剑桥大学悼霍金全文中英文双语翻译 回顾霍金在剑桥经历

剑桥大学官网   2018-03-15 10:35

  Stephen William Hawking was born on January 8, 1942 in Oxford although his family was living in north London at the time. In 1959, the family moved to St Albans where he attended St Albans School. Despite the fact that he was always ranked at the lower end of his class by teachers, his school friends nicknamed him ‘Einstein’ and seemed to have encouraged his interest in science. In his own words, “physics and astronomy offered the hope of understanding where we came from and why we are here. I wanted to fathom the depths of the Universe.”

  His ambition brought him a scholarship to University College Oxford to read Natural Science. There he studied physics and graduated with a first class honours degree.

  He then moved to Trinity Hall, Cambridge and was supervised by Dennis Sciama at the Department of Applied Mathematics and Theoretical Physics for his PhD; his thesis was titled Properties of Expanding Universes. In 2017, he made his PhD thesis freely available online via the  University of Cambridge’s Open Access repository. There have been over a million attempts to download the thesis, demonstrating the enduring popularity of Hawking and his academic legacy.

  On completion of his PhD Hawking became a research fellow at Gonville and Caius College where he remained a fellow for the rest of his life. During his early years at Cambridge, he was influenced by Roger Penrose and developed the singularity theorems which show that the Universe began with the Big Bang.

  An interest in singularities naturally led to an interest in black holes and his subsequent work in this area laid the foundations for the modern understanding of black holes.
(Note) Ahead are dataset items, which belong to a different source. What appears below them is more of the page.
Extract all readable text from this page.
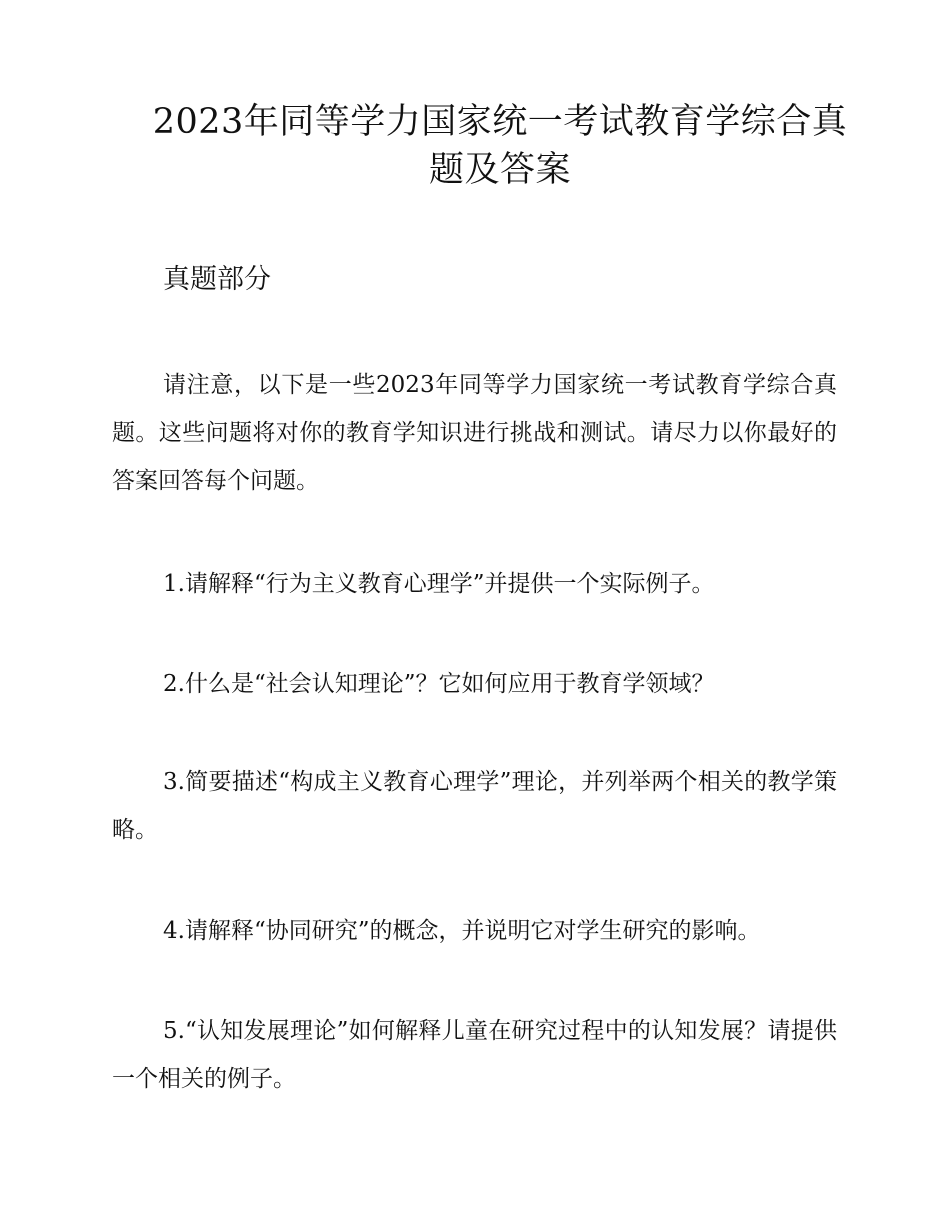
2023年同等学力国家统一考试教育学综合真题及答案
真题部分

请注意，以下是一些2023年同等学力国家统一考试教育学综合真题。这些问题将对你的教育学知识进行挑战和测试。请尽力以你最好的答案回答每个问题。

1.请解释“行为主义教育心理学”并提供一个实际例子。

2.什么是“社会认知理论”？它如何应用于教育学领域？

3.简要描述“构成主义教育心理学”理论，并列举两个相关的教学策略。

4.请解释“协同研究”的概念，并说明它对学生研究的影响。

5.“认知发展理论”如何解释儿童在研究过程中的认知发展？请提供一个相关的例子。
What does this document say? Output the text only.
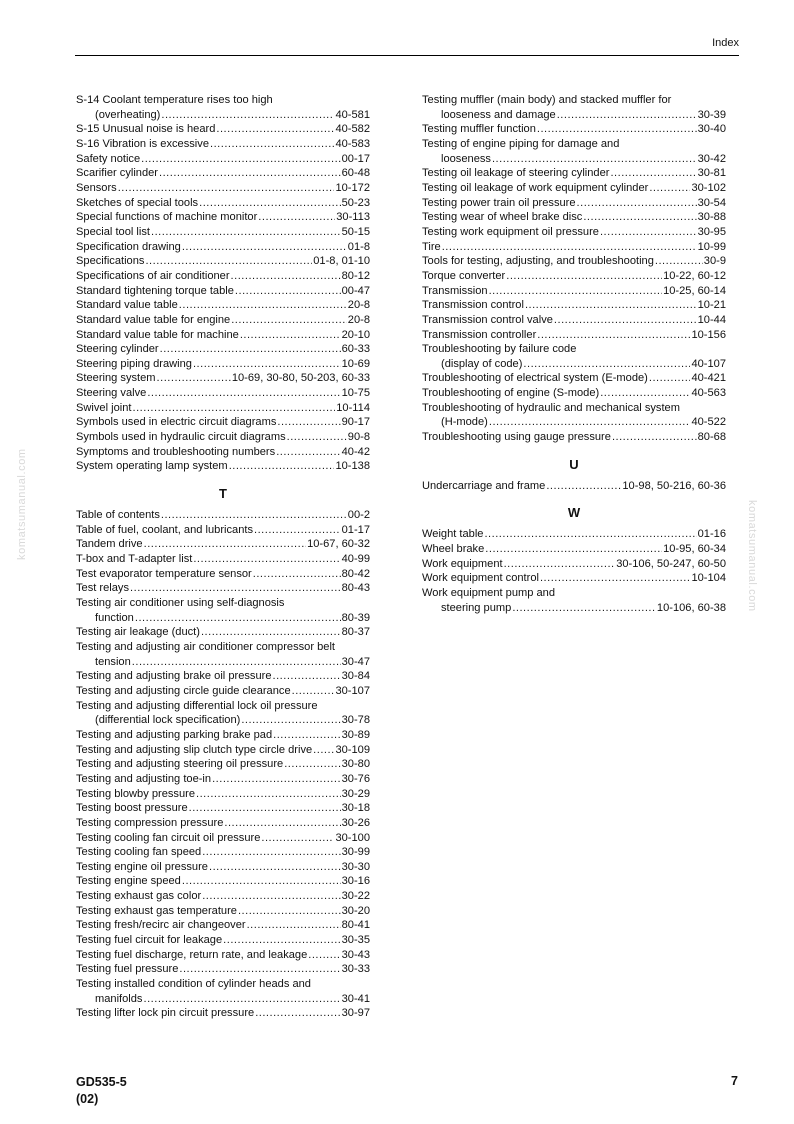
Index
komatsumanual.com	komatsumanual.com
S-14 Coolant temperature rises too high
(overheating) .....	40-581
S-15 Unusual noise is heard .....	40-582
S-16 Vibration is excessive .....	40-583
Safety notice .....	00-17
Scarifier cylinder .....	60-48
Sensors .....	10-172
Sketches of special tools .....	50-23
Special functions of machine monitor .....	30-113
Special tool list .....	50-15
Specification drawing .....	01-8
Specifications .....	01-8, 01-10
Specifications of air conditioner .....	80-12
Standard tightening torque table .....	00-47
Standard value table .....	20-8
Standard value table for engine .....	20-8
Standard value table for machine .....	20-10
Steering cylinder .....	60-33
Steering piping drawing .....	10-69
Steering system .....	10-69, 30-80, 50-203, 60-33
Steering valve .....	10-75
Swivel joint .....	10-114
Symbols used in electric circuit diagrams .....	90-17
Symbols used in hydraulic circuit diagrams .....	90-8
Symptoms and troubleshooting numbers .....	40-42
System operating lamp system .....	10-138
T
Table of contents .....	00-2
Table of fuel, coolant, and lubricants .....	01-17
Tandem drive .....	10-67, 60-32
T-box and T-adapter list .....	40-99
Test evaporator temperature sensor .....	80-42
Test relays .....	80-43
Testing air conditioner using self-diagnosis
function .....	80-39
Testing air leakage (duct) .....	80-37
Testing and adjusting air conditioner compressor belt
tension .....	30-47
Testing and adjusting brake oil pressure .....	30-84
Testing and adjusting circle guide clearance .....	30-107
Testing and adjusting differential lock oil pressure
(differential lock specification) .....	30-78
Testing and adjusting parking brake pad .....	30-89
Testing and adjusting slip clutch type circle drive ..... 30-109
Testing and adjusting steering oil pressure .....	30-80
Testing and adjusting toe-in .....	30-76
Testing blowby pressure .....	30-29
Testing boost pressure .....	30-18
Testing compression pressure .....	30-26
Testing cooling fan circuit oil pressure .....	30-100
Testing cooling fan speed .....	30-99
Testing engine oil pressure .....	30-30
Testing engine speed .....	30-16
Testing exhaust gas color .....	30-22
Testing exhaust gas temperature .....	30-20
Testing fresh/recirc air changeover .....	80-41
Testing fuel circuit for leakage .....	30-35
Testing fuel discharge, return rate, and leakage .....	30-43
Testing fuel pressure .....	30-33
Testing installed condition of cylinder heads and
manifolds .....	30-41
Testing lifter lock pin circuit pressure .....	30-97
Testing muffler (main body) and stacked muffler for
looseness and damage .....	30-39
Testing muffler function .....	30-40
Testing of engine piping for damage and
looseness .....	30-42
Testing oil leakage of steering cylinder .....	30-81
Testing oil leakage of work equipment cylinder .....	30-102
Testing power train oil pressure .....	30-54
Testing wear of wheel brake disc .....	30-88
Testing work equipment oil pressure .....	30-95
Tire .....	10-99
Tools for testing, adjusting, and troubleshooting .....	30-9
Torque converter .....	10-22, 60-12
Transmission .....	10-25, 60-14
Transmission control .....	10-21
Transmission control valve .....	10-44
Transmission controller .....	10-156
Troubleshooting by failure code
(display of code) .....	40-107
Troubleshooting of electrical system (E-mode) .....	40-421
Troubleshooting of engine (S-mode) .....	40-563
Troubleshooting of hydraulic and mechanical system
(H-mode) .....	40-522
Troubleshooting using gauge pressure .....	80-68
U
Undercarriage and frame .....	10-98, 50-216, 60-36
W
Weight table .....	01-16
Wheel brake .....	10-95, 60-34
Work equipment .....	30-106, 50-247, 60-50
Work equipment control .....	10-104
Work equipment pump and
steering pump .....	10-106, 60-38
GD535-5
(02)
7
He proved that when black holes merge, the surface area of the final black hole must exceed the sum of the areas of the initial black holes, and he showed that this places limits on the amount of energy that can be carried away by gravitational waves in such a merger. He found that there were parallels to be drawn between the laws of thermodynamics and the behaviour of black holes. This eventually led, in 1974, to the revelation that black holes have a temperature and produce radiation, now known as Hawking radiation, a discovery which revolutionised theoretical physics.

  He also realised that black holes must have an entropy – often described as a measure of how much disorder is present in a given system – equal to one quarter of the area of their event horizon: – the ‘point of no return’, where the gravitational pull of a black hole becomes so strong that escape is impossible. Some forty odd years later, the precise nature of this entropy is still a puzzle. However, these discoveries led to Hawking formulating the ‘information paradox’ which illustrates a fundamental conflict between quantum mechanics and our understanding of gravitational physics. This is probably the greatest mystery facing theoretical physicists today.